Badania przeprowadzone na szeroka skale na uniwersytecie w Oxfordzie obrazują wpływ wegetarianizmu na serce i mózg.
Od lat wiadomo, że dieta bezmięsna, wegetariańska i wegańska znacznie poprawia kondycję serca, zmniejszając ryzyko choroby wieńcowej i zawału. Te dane sprawiły, że w ostatnich latach znacznie wzrosła liczba osób, które zrezygnowały z mięsa w swoim codziennym jadłospisie.

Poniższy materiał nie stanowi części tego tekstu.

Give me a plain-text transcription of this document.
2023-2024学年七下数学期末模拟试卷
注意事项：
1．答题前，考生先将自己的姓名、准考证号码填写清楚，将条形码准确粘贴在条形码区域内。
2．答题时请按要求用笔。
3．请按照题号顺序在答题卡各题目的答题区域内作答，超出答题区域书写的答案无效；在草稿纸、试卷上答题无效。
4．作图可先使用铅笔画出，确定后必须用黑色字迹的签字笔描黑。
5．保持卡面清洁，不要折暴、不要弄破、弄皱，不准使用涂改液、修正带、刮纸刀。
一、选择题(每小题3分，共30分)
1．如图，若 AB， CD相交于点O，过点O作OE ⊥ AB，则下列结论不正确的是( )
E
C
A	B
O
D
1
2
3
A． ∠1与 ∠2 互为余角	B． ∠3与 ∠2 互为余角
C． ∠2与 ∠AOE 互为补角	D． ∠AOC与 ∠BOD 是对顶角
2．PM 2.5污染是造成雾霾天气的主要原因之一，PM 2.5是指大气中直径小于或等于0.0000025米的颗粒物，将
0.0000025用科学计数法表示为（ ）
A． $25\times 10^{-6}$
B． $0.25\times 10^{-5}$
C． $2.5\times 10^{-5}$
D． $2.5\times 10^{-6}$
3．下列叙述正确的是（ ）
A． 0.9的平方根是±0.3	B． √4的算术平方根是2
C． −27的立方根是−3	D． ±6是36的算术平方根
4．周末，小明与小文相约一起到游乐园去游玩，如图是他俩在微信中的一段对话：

Jednak od pewnego czasu pojawiają się głosy, że wegetarianizm i weganizm ma również negatywne konsekwencje dla zdrowia. Kolejnym poważnym badaniem potwierdzającym te stanowisko są zakrojone na szeroką skale badania przeprowadzone na uniwersytecie oksfordzkim.

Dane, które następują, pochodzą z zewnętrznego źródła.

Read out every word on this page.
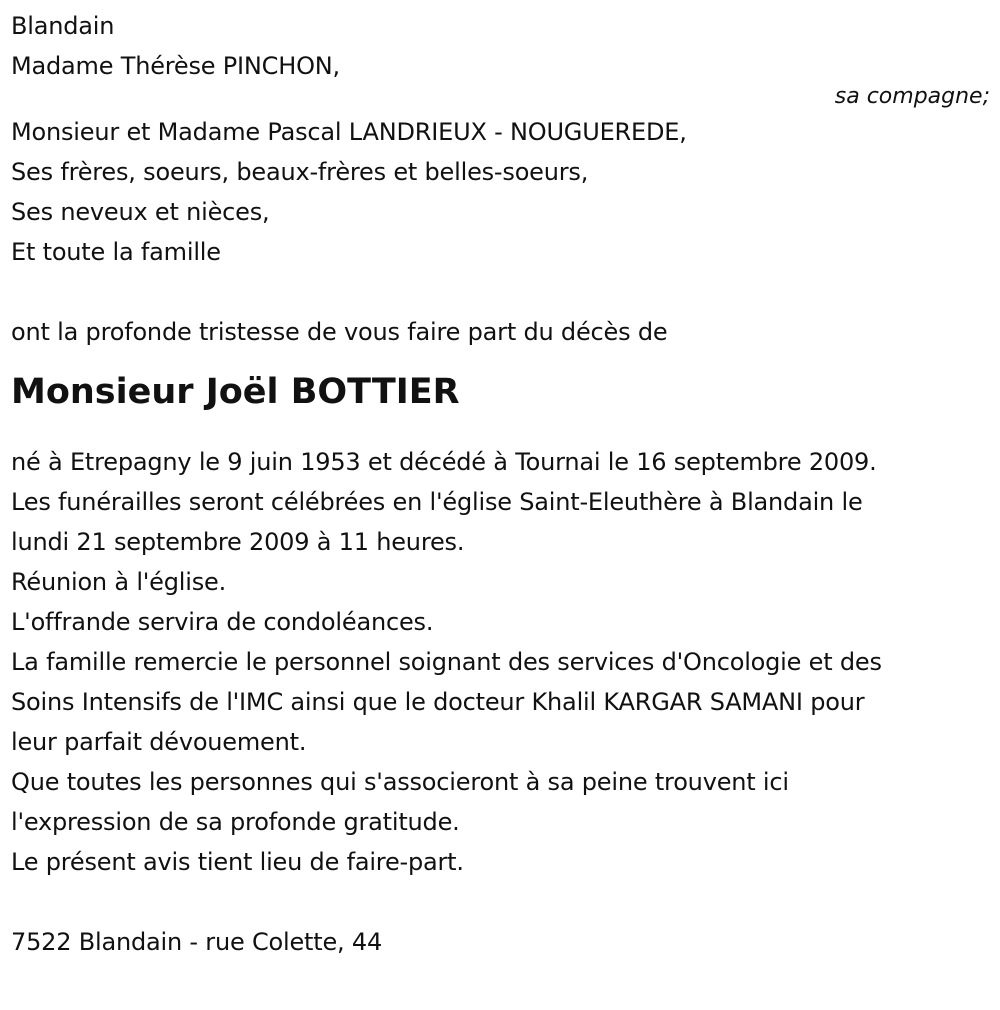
Blandain
Madame Thérèse PINCHON,
sa compagne;
Monsieur et Madame Pascal LANDRIEUX - NOUGUEREDE,
Ses frères, soeurs, beaux-frères et belles-soeurs,
Ses neveux et nièces,
Et toute la famille
ont la profonde tristesse de vous faire part du décès de
Monsieur Joël BOTTIER
né à Etrepagny le 9 juin 1953 et décédé à Tournai le 16 septembre 2009.
Les funérailles seront célébrées en l'église Saint-Eleuthère à Blandain le
lundi 21 septembre 2009 à 11 heures.
Réunion à l'église.
L'offrande servira de condoléances.
La famille remercie le personnel soignant des services d'Oncologie et des
Soins Intensifs de l'IMC ainsi que le docteur Khalil KARGAR SAMANI pour
leur parfait dévouement.
Que toutes les personnes qui s'associeront à sa peine trouvent ici
l'expression de sa profonde gratitude.
Le présent avis tient lieu de faire-part.
7522 Blandain - rue Colette, 44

Na przestrzeni 8 lat naukowcy przebadali 48 tys. dorosłych Brytyjczyków, u których na początkowym etapie eksperymentu nie zdiagnozowano chorób mózgu ani serca. Podzielono ich na grupy spożywających mięso, spożywających ryby i nie jedzących ani mięsa ani ryb. Następnie przez 18 lat osoby te były badane pod kątem występowania chorób serca i udaru mózgu. W tym okresie stwierdzono ponad 2,8 tys. przypadków choroby wieńcowej i ponad 1 tys. udarów mózgu.

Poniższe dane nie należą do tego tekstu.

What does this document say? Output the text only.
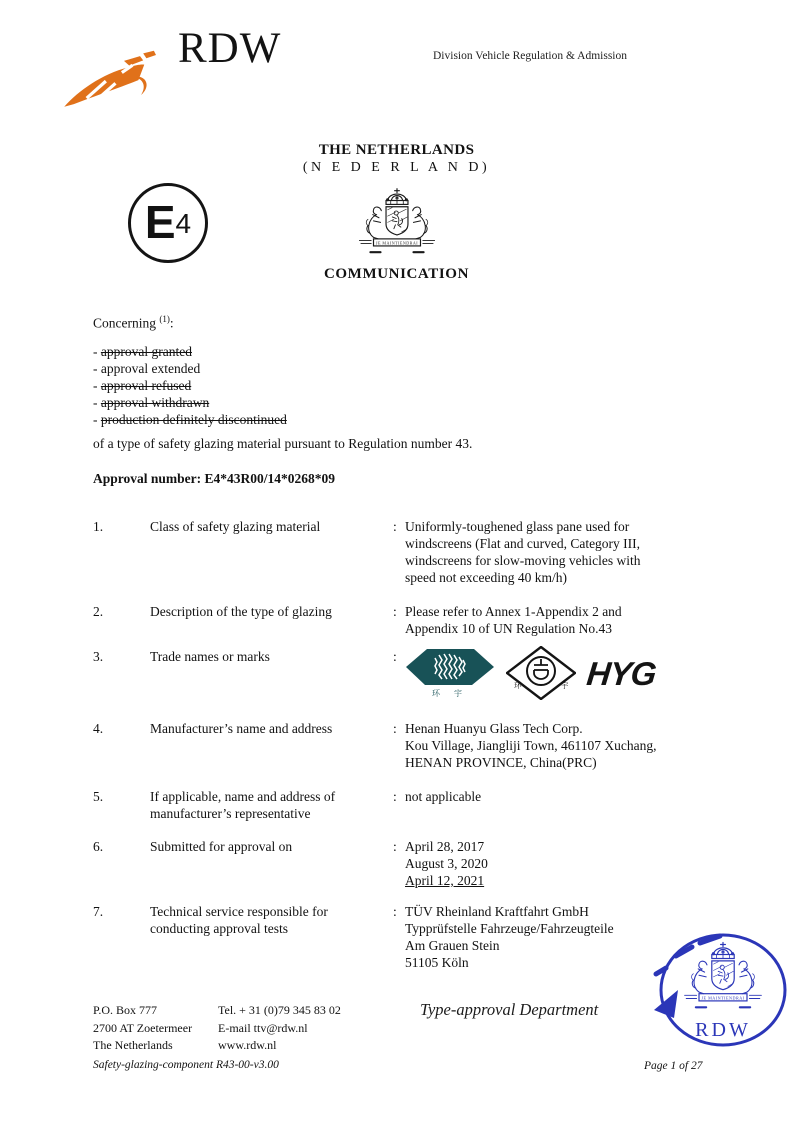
RDW	Division Vehicle Regulation & Admission
E 4
THE NETHERLANDS
(N E D E R L A N D)
COMMUNICATION
Concerning $^{(1)}$:
- approval granted
- approval extended
- approval refused
- approval withdrawn
- production definitely discontinued
of a type of safety glazing material pursuant to Regulation number 43.
Approval number: E4*43R00/14*0268*09
1.	Class of safety glazing material	: Uniformly-toughened glass pane used for
windscreens (Flat and curved, Category III,
windscreens for slow-moving vehicles with
speed not exceeding 40 km/h)
2.	Description of the type of glazing	: Please refer to Annex 1-Appendix 2 and
Appendix 10 of UN Regulation No.43
3.	Trade names or marks	:
环 宇
环	宇 HYG
4.	Manufacturer’s name and address	: Henan Huanyu Glass Tech Corp.
Kou Village, Jiangliji Town, 461107 Xuchang,
HENAN PROVINCE, China(PRC)
5.	If applicable, name and address of
manufacturer’s representative
: not applicable
6.	Submitted for approval on	: April 28, 2017
August 3, 2020
April 12, 2021
7.	Technical service responsible for
conducting approval tests
: TÜV Rheinland Kraftfahrt GmbH
Typprüfstelle Fahrzeuge/Fahrzeugteile
Am Grauen Stein
51105 Köln
P.O. Box 777
2700 AT Zoetermeer
The Netherlands
Tel. + 31 (0)79 345 83 02
E-mail ttv@rdw.nl
www.rdw.nl
Type-approval Department
Safety-glazing-component R43-00-v3.00	Page 1 of 27
RDW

Okazało się, że dieta wegetariańska i semiwegeteriańska (spożycie ryb i owoców morza) jest korzystna dla serca. U semiwegetarian ryzyko występowania zawału było o 13 proc. mniejsze niż u grupy spożywającej mięso. U wegetarian i wegan aż o 22 proc. Jednak ta sama dieta, która chroni serce ma negatywny wpływ na zdrowie mózgu. U wegetarian i wegan ryzyko wystąpienia udaru mózgi wzrasta o 20 proc. w porównaniu z grupą osób spożywających mięso.
Zdaniem komentującej dla BBC wyniki badań dr Frankie Phillips z Brytyjskiego Towarzystwa Dietetycznego badania te potwierdzają, że najkorzystniejsza dla człowieka jest zbilansowana dieta, zawierająca zarówno produktu roślinne jak i mięsne, ale we właściwych proporcjach, z uwzględnieniem dużej ilości, różnorodnych warzyw i owoców.